Pikiranmerdeka.com, Jakarta – PT Jasa Marga (Persero) menargetkan, sebanyak 700 gerbang tol dapat melayani transaksi tanpa sentuh kartu pembayaran pada 2026.
Layanan tersebut akan dihadirkan melalui aplikasi Travoy dengan fitur Travoy Go yang memungkinkan kendaraan melintas tanpa berhenti.
Direktur Utama Jasa Marga Rivan Achmad Purwantoro mengungkan, melalui fitur tersebut pengguna cukup melaju dengan kecepatan sekitar 20 kilometer per jam.
“Nantinya, sistem akan membuka gerbang tol secara otomatis tanpa perlu melakukan tap kartu,” ujarnya.
Saat jumpa pers Mobile Apps Travoy di JIExpo Kemayoran, Jakarta, Senin, 9 Februari. Rivan menyebut, saat ini di Jakarta ada 97 gate nirhenti, di tahun ini akan kami tambahkan 700 gate nirhenti.
“Jadi, nanti ada kombinasi sebagian besar adalah tanpa harus tap, cukup lewat dengan kecepatan 20 kilometer per jam sudah bisa melakukan pembukaan secara otomatis dengan menggunakan Travoy Go di dalam aplikasi Travoy ini,” imbuhnya.

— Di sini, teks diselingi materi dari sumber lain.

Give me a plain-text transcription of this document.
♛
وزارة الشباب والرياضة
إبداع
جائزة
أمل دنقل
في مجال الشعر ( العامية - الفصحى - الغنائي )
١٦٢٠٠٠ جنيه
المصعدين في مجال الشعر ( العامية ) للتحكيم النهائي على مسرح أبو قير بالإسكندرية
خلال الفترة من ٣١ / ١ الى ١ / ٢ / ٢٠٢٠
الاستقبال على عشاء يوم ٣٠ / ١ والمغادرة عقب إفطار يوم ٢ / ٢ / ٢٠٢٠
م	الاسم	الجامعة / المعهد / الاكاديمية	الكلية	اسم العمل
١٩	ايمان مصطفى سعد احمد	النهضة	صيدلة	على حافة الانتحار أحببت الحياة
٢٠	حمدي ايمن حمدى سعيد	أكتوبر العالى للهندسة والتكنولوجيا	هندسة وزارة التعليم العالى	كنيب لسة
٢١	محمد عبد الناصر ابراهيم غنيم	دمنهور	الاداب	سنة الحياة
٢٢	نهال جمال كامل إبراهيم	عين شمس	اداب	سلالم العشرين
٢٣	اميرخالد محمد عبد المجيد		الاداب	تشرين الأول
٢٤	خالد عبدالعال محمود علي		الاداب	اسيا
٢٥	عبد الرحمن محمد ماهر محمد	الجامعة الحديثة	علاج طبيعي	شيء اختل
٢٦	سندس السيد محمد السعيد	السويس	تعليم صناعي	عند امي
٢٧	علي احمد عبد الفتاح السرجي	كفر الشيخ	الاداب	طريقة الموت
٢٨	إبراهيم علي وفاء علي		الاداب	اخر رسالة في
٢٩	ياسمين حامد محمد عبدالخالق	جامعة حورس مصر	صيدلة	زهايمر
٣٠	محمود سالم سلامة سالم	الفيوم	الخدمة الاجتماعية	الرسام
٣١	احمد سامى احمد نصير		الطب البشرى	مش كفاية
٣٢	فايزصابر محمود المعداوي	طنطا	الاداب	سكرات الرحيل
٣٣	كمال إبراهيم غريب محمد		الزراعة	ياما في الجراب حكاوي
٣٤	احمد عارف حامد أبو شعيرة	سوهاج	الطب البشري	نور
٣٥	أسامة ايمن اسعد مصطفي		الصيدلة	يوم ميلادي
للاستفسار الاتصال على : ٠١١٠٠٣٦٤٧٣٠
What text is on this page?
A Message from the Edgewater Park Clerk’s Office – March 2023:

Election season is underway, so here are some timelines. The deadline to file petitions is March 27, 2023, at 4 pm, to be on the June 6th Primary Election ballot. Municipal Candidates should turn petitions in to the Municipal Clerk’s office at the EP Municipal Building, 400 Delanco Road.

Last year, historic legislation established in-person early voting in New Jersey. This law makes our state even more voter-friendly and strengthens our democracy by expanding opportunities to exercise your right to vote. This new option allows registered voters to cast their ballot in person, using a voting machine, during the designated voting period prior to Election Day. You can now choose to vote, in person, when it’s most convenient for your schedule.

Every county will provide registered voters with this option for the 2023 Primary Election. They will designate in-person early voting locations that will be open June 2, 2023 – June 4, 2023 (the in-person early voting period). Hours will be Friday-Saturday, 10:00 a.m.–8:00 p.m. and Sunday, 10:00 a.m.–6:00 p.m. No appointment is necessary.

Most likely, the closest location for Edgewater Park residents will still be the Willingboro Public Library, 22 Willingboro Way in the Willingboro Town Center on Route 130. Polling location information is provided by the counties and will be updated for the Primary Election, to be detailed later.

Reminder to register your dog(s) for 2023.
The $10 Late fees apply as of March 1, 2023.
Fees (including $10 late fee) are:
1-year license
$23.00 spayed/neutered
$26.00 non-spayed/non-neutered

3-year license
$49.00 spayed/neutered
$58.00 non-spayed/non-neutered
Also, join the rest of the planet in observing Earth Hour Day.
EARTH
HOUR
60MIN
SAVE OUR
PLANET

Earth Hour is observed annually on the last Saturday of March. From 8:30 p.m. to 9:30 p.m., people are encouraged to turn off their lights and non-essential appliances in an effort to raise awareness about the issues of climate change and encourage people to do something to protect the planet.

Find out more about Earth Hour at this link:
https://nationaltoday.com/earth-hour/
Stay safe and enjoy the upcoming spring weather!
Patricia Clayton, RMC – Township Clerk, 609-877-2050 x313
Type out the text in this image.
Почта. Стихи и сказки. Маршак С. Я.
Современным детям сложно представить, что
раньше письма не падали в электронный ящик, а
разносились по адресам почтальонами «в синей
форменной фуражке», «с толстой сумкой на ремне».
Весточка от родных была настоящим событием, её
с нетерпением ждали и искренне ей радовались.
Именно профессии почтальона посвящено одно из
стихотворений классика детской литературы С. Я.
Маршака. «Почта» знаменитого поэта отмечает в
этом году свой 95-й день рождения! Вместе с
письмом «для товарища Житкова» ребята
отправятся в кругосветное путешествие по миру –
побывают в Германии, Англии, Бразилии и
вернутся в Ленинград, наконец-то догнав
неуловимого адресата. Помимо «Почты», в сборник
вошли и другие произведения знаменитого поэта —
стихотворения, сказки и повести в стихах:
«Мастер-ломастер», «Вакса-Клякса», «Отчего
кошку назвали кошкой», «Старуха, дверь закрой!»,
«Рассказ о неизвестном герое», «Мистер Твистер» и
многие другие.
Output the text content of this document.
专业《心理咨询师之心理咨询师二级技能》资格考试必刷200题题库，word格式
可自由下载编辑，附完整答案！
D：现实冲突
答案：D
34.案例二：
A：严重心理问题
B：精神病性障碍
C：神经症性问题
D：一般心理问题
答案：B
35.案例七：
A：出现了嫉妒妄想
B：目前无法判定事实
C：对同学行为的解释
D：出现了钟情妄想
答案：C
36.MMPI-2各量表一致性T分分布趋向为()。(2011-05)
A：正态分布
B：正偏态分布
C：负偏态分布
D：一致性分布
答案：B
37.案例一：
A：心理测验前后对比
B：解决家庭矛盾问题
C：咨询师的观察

Rivan juga mengatakan, pengembangan Travoy akan terus dilakukan dengan mempertimbangkan pengalaman pengguna serta berbagai masukan dari masyarakat.
“Salah satu fitur penting yang juga dihadirkan adalah panic button untuk kondisi darurat di jalan tol,” terangnya.
Dia tambahkan, ini adalah untuk memastikan ketika masyarakat pada saat terjadi satu kejadian khusus, jadi tidak usah panik.
“Tinggal melakukan panic button otomatis, kemudian kami merespons dan akan menggunakan patroli untuk membantu baik-baik sekalian,” jelasnya.
Rivan juga menjelaskan, bahwa Travoy dirancang sebagai asisten pribadi bagi pengguna jalan tol Jasa Marga Group. Aplikasi itu juga menyajikan informasi kepadatan lalu lintas dengan tingkat akurasi tinggi.
“Kepadatan jalan ini bukan dilihat dari berapa yang lewat dengan menggunakan ponsel, tapi betul-betul pure dilihat dengan menggunakan radar maupun 3.500 kamera. Jadi validasinya adalah persis saat dilihat secara live,” terang Rivan.
Melalui aplikasi Travoy, pengguna dapat memantau kondisi lalu lintas di seluruh ruas jalan tol Jasa Marga Group, termasuk mengetahui apakah suatu ruas sedang mengalami kepadatan atau tidak.
Selain itu, Travoy juga menyediakan informasi pendukung perjalanan seperti lokasi rest area, keberadaan Stasiun Pengisian Kendaraan Listrik Umum (SPKLU) hingga titik rawan kecelakaan atau black spot yang rencananya diluncurkan menjelang periode Lebaran.
“Nah ini penting bagi para masyarakat agar pada saat melakukan perjalanan untuk memastikan ketika melewati daerah rawan lebih berhati-hati,” jelasnya. (Amhar)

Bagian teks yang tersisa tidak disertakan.